When it comes to the Rohingya problem, Malaysia has always been voicing out her concerns regarding the issue.
In September 2012, the Royal Malaysian Navy’s KD Indera Sakti delivered 480 tonnes of aid to the Rohingyas through the port of Sittwe.
At the peak of the Rohingya refugee crisis last year, only Malaysia and Indonesia agreed to temporarily shelter 7,000 Rohingya refugees. Malaysia also deployed five naval assets to provide assistance to the boat people.
Malaysia’s Prime Minister Najib Razak also joined thousands in a rally at a stadium in Kuala Lumpur earlier this month to show his concerns regarding the Rohingyan plight as they continue to be massacred by anti-Islamic parties in Myanmar while the Myanmarese government turn a blind eye on Rakhine.
Malaysia’s Foreign Minister Anifah Aman also called for a meeting with his ASEAN counterparts to discuss the problem.

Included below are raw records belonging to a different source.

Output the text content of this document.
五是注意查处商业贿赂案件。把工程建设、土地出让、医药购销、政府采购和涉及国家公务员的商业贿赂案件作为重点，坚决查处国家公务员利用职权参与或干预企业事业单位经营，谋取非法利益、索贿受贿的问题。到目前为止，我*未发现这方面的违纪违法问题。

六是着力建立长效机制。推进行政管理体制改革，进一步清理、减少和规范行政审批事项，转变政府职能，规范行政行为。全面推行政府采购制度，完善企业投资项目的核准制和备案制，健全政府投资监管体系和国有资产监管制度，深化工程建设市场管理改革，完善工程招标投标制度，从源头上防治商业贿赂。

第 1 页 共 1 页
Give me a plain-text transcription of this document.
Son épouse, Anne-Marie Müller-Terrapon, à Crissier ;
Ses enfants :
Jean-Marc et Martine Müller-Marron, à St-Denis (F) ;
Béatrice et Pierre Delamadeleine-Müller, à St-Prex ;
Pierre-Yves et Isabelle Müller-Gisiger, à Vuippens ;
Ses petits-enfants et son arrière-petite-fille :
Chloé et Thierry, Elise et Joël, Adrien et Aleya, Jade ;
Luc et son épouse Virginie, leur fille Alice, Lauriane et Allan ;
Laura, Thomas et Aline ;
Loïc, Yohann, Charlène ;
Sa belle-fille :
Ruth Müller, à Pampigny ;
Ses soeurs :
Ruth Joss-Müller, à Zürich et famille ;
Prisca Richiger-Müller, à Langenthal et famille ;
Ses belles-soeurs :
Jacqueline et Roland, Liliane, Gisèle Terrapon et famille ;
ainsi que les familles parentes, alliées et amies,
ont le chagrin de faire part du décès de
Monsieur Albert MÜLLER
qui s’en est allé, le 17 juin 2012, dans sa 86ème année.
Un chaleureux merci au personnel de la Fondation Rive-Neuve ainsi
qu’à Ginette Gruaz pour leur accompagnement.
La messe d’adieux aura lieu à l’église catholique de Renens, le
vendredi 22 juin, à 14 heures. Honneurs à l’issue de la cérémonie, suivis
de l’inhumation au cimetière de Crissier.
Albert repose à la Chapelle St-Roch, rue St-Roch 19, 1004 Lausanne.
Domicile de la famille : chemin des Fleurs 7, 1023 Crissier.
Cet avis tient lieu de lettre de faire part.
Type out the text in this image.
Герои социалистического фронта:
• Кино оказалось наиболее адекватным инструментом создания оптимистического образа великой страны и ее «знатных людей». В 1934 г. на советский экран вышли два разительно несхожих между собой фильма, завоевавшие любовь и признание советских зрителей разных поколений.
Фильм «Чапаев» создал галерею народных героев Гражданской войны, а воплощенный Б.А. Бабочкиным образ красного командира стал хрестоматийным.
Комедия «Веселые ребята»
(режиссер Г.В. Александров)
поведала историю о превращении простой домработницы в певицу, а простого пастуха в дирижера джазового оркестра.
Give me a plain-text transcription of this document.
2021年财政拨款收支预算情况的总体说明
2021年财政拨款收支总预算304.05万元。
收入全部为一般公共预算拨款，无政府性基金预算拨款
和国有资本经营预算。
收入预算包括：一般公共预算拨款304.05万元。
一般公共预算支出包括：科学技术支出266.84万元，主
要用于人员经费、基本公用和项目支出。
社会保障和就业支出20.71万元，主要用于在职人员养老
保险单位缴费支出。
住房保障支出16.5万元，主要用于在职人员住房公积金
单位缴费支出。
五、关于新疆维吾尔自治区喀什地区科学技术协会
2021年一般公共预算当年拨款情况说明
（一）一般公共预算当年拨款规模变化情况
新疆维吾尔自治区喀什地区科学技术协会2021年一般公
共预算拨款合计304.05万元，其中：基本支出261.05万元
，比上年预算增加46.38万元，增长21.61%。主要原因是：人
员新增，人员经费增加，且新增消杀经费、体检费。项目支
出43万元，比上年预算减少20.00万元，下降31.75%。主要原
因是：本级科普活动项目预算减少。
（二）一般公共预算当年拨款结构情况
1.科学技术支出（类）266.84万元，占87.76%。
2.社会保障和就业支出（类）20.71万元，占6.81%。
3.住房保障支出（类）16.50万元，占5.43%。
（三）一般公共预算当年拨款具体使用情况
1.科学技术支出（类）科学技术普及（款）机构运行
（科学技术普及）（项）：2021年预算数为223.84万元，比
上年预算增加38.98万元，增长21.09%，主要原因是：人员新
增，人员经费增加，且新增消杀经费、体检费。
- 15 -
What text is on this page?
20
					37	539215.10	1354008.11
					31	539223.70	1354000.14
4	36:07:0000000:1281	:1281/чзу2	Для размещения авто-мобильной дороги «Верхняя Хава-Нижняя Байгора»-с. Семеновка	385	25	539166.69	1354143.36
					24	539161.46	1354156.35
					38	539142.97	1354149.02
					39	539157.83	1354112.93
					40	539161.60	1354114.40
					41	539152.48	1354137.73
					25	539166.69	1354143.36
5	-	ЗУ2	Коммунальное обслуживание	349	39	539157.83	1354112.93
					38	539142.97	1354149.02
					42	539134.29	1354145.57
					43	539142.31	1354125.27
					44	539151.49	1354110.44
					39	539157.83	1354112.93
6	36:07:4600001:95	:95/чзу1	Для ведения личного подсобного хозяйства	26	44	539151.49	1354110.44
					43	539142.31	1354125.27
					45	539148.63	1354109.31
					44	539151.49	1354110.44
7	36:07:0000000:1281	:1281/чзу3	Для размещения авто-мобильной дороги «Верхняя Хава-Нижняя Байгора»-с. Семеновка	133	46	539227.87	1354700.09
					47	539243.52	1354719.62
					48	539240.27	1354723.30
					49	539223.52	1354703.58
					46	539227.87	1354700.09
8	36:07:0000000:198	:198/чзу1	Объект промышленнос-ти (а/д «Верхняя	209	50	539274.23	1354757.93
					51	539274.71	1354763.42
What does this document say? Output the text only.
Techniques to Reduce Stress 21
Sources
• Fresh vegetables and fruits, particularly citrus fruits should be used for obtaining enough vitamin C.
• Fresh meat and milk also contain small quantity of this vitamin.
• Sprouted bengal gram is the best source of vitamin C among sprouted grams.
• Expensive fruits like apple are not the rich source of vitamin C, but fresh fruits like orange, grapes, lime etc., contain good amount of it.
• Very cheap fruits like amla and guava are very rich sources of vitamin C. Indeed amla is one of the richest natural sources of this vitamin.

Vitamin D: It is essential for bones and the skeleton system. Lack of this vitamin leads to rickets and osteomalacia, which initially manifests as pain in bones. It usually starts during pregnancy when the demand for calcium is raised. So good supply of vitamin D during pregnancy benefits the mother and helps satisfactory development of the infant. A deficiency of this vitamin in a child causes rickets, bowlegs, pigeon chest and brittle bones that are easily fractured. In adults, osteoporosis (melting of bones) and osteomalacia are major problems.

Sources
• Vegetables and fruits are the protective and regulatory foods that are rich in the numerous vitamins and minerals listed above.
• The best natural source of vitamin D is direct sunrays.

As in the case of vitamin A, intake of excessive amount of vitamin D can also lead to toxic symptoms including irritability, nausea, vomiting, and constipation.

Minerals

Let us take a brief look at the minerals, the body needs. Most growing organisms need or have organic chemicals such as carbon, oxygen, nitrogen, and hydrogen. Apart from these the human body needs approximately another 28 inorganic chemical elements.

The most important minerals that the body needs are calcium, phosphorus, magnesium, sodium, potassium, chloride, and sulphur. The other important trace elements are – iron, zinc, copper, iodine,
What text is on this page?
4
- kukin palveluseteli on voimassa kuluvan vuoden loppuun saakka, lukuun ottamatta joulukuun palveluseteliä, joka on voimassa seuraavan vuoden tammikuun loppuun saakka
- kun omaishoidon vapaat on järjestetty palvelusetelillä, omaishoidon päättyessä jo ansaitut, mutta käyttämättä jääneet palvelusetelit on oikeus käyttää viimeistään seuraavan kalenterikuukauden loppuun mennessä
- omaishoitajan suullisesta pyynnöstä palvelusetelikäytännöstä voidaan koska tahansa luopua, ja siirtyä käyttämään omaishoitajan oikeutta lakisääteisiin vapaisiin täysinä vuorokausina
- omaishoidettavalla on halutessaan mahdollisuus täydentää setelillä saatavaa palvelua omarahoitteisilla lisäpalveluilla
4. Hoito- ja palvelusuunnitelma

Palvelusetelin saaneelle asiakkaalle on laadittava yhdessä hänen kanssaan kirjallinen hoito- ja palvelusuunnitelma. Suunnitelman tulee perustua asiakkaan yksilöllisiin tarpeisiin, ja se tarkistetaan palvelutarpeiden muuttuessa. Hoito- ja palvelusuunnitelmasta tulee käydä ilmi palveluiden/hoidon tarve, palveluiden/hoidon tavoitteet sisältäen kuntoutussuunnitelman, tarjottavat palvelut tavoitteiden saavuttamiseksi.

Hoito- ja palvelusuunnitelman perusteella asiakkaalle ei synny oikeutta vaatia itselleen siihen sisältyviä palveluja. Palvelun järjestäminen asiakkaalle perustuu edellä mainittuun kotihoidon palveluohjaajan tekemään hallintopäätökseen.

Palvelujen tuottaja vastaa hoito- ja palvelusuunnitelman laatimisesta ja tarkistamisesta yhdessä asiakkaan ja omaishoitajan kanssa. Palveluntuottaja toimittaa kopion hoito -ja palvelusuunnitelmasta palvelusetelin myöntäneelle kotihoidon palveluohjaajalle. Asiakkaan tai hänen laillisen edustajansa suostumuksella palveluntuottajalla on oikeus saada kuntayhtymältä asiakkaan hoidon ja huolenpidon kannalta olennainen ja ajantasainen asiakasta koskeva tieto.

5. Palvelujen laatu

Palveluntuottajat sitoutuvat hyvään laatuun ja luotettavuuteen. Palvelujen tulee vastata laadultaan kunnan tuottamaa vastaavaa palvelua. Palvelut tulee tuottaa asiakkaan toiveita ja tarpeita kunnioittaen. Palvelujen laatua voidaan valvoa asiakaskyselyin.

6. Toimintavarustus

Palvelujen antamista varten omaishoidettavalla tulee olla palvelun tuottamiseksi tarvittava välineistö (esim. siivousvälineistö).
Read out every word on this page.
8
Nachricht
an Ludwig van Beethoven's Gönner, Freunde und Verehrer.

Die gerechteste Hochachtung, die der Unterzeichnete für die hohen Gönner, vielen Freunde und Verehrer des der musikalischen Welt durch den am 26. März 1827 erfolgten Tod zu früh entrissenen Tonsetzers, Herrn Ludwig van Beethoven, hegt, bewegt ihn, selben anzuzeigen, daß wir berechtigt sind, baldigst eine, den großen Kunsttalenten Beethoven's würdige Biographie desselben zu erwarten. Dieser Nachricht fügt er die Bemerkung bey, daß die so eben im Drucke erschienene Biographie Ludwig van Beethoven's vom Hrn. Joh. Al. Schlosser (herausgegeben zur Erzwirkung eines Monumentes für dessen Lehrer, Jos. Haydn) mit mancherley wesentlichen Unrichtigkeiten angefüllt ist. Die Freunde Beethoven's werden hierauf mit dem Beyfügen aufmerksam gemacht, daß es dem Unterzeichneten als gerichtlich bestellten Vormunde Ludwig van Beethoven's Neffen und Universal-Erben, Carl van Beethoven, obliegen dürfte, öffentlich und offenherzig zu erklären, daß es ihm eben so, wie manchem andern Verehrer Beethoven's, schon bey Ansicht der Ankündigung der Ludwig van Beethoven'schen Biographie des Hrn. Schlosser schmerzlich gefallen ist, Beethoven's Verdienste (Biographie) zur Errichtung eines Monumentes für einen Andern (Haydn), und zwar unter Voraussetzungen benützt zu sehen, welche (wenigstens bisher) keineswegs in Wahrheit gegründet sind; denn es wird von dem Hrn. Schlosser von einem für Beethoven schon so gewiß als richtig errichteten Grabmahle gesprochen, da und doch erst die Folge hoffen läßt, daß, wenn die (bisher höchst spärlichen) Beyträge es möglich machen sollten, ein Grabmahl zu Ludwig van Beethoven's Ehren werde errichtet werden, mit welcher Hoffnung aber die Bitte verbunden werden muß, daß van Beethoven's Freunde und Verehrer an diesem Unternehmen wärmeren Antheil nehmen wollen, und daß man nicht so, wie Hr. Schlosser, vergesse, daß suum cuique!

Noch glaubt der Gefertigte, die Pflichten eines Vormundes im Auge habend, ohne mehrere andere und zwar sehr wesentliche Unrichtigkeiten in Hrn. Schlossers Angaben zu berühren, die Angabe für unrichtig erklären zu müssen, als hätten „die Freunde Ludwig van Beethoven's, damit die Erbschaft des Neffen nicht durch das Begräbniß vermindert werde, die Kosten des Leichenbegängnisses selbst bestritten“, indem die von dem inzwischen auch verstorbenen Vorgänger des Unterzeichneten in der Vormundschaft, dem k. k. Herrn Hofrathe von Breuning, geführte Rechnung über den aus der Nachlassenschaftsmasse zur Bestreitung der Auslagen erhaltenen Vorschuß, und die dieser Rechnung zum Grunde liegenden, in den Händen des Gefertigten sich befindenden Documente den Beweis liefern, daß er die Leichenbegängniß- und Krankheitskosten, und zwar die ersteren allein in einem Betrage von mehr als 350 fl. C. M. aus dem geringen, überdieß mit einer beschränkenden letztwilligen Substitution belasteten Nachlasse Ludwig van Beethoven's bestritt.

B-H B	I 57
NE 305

In attendance was Aung San Suu Kyi, the Nobel Peace Prize winner who has denied the rights of the Rohingya.
Malaysia’s stand has won the admiration of many Rohingya in Malaysia and abroad. I met several in Saudi Arabia recently who said Malaysia’s stern voice has provided some relief to the Rohingya people in Myanmar.
One of those whom I met was Shah, a hotel cleaner who has lived in Saudi Arabia for the past 19 years. Although he has never been to Malaysia, he was singing praises as news from home said that the oppression has slowed down after Malaysia voiced out its concerns.
It is hoped that Malaysia would be able to get other ASEAN members to find a sustainable long-term solution to the problem and continue to be the voice for the Rohingya.